Here you need to decide if you are going to use:

  1. MSE Loss for Regression
  2. NLLLoss for Classification
  3. CrossEntropyLoss for Classification

Worst case here, you could just try them each one at a time until you get an answer that matches the expected answers in the Trailhead challenge.

Finishing up exercise 6

After that the rest should fall into place fairly easily based on the prior examples.

Exercise 7: Logistic Regression with a Neural Network

Firstly, the instructions when I completed this included this:

# forward takes self and x as input
#         passes x through linear_to_hidden, then a tanh activation function,
#         and then hidden_to_linear and returns the output

I suspect that should actually be "and then hidden_to_output and returns the output".

The torch.tanh function is required for forward.

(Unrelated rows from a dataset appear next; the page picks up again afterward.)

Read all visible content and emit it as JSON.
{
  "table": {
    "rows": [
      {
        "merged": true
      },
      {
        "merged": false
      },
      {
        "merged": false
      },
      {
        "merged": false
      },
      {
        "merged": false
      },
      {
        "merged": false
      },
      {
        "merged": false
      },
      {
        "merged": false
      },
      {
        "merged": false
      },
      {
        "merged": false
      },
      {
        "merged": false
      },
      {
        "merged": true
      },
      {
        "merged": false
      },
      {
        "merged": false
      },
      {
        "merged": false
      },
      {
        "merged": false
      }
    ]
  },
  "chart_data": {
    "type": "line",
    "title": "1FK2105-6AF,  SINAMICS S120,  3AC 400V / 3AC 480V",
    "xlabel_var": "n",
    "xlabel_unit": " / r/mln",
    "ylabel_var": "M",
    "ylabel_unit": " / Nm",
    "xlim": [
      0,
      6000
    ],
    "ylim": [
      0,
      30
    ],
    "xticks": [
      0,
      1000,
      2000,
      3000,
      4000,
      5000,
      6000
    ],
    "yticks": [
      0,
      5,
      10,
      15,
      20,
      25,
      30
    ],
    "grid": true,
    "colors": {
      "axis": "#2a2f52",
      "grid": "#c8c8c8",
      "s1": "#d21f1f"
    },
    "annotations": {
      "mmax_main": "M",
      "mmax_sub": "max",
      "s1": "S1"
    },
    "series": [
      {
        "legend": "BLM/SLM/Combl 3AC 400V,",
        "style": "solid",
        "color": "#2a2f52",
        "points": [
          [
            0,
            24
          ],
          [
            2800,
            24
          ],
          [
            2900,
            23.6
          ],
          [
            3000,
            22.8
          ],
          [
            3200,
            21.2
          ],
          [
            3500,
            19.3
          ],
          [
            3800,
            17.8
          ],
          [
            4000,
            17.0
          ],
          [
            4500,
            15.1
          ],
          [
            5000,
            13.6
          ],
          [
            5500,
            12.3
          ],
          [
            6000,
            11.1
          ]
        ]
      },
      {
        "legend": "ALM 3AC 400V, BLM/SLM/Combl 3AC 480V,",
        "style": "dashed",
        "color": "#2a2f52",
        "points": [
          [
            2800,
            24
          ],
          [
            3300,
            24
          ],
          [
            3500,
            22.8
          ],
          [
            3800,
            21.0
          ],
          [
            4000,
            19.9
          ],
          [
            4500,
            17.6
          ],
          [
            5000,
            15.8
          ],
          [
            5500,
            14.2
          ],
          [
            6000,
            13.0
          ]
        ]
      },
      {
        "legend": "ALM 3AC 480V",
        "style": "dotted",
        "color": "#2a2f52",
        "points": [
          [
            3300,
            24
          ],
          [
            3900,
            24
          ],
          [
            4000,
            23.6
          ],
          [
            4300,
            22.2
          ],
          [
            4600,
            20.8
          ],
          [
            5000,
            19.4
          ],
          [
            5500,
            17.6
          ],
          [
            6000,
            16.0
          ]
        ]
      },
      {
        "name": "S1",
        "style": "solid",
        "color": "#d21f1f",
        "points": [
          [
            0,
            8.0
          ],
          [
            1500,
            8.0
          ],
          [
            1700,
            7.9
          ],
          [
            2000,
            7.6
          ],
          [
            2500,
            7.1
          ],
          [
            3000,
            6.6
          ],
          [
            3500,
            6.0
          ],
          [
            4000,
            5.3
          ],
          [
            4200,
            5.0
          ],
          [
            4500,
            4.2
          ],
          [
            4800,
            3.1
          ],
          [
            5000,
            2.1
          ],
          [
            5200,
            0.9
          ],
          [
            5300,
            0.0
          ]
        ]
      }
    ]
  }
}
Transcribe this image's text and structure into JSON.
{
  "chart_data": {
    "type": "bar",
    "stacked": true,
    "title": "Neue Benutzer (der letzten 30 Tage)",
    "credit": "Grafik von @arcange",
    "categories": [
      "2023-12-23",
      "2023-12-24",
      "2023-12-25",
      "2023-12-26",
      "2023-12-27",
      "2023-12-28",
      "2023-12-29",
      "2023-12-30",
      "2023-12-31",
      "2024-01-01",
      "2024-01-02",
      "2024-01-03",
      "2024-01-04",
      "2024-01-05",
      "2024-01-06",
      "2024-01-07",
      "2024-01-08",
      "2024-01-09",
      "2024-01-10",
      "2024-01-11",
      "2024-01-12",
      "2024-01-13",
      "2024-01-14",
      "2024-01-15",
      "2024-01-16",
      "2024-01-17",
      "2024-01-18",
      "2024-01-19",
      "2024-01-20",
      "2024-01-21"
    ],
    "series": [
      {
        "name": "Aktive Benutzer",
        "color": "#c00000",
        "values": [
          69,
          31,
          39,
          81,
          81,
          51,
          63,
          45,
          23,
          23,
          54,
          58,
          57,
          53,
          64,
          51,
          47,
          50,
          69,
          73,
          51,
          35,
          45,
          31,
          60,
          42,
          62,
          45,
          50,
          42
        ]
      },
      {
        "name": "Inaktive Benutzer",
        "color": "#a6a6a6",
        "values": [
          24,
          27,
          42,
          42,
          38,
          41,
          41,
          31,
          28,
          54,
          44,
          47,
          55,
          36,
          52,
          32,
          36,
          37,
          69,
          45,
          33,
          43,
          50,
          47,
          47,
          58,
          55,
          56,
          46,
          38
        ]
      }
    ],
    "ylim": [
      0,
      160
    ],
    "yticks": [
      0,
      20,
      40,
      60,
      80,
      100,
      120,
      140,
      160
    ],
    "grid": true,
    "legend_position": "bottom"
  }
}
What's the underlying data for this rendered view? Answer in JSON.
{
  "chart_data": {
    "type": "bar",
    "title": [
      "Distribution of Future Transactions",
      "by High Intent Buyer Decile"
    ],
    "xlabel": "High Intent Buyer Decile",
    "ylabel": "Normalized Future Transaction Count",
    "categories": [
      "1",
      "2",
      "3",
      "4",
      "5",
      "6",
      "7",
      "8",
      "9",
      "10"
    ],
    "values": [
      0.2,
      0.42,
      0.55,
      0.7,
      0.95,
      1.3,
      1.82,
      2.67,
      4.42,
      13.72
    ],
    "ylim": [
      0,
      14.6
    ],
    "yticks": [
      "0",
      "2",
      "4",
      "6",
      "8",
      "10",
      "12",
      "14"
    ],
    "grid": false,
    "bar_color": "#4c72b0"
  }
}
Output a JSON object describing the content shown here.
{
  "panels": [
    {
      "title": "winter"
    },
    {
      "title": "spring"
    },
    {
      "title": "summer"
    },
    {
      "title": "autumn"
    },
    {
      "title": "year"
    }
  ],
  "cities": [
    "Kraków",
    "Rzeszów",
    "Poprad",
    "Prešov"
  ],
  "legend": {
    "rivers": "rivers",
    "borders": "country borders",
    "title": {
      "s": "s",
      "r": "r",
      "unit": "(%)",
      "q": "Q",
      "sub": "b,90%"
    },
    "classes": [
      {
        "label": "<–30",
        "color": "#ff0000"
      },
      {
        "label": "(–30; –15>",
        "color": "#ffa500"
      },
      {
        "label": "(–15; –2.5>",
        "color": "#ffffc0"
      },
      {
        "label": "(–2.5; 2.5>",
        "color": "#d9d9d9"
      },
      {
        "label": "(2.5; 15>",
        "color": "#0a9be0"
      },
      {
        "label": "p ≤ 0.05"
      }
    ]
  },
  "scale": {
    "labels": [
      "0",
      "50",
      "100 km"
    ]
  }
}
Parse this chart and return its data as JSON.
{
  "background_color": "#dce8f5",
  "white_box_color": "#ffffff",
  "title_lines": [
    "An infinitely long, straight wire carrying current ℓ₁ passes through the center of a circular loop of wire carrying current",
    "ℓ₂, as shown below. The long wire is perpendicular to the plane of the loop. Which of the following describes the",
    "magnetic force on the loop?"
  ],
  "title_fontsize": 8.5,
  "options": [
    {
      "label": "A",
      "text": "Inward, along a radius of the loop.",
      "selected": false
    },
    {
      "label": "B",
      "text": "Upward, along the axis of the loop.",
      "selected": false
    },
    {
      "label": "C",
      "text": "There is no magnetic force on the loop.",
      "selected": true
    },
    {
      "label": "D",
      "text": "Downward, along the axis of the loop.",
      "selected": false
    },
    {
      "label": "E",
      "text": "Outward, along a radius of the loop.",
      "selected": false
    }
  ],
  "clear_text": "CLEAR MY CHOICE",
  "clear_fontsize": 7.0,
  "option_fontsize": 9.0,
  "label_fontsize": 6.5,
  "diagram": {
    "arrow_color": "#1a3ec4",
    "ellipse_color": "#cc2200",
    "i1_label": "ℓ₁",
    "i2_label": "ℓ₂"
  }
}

Initialize your new network to have in_size 2, hidden_size 6, and out_size 2

You are going to use the NeuralNet class that you just completed defining here.

Define your loss function

As with exercise 6, you can just try the 3 example loss functions to find a good fit for the expected answers.

Finishing up exercise 7

Most of the other parts for this question all fall into place based on the prior example.

Results

It would be accurate to say that this last unit took me way longer than the 90 minutes that Trailhead indicated. But dammit I earned those 100 measly points.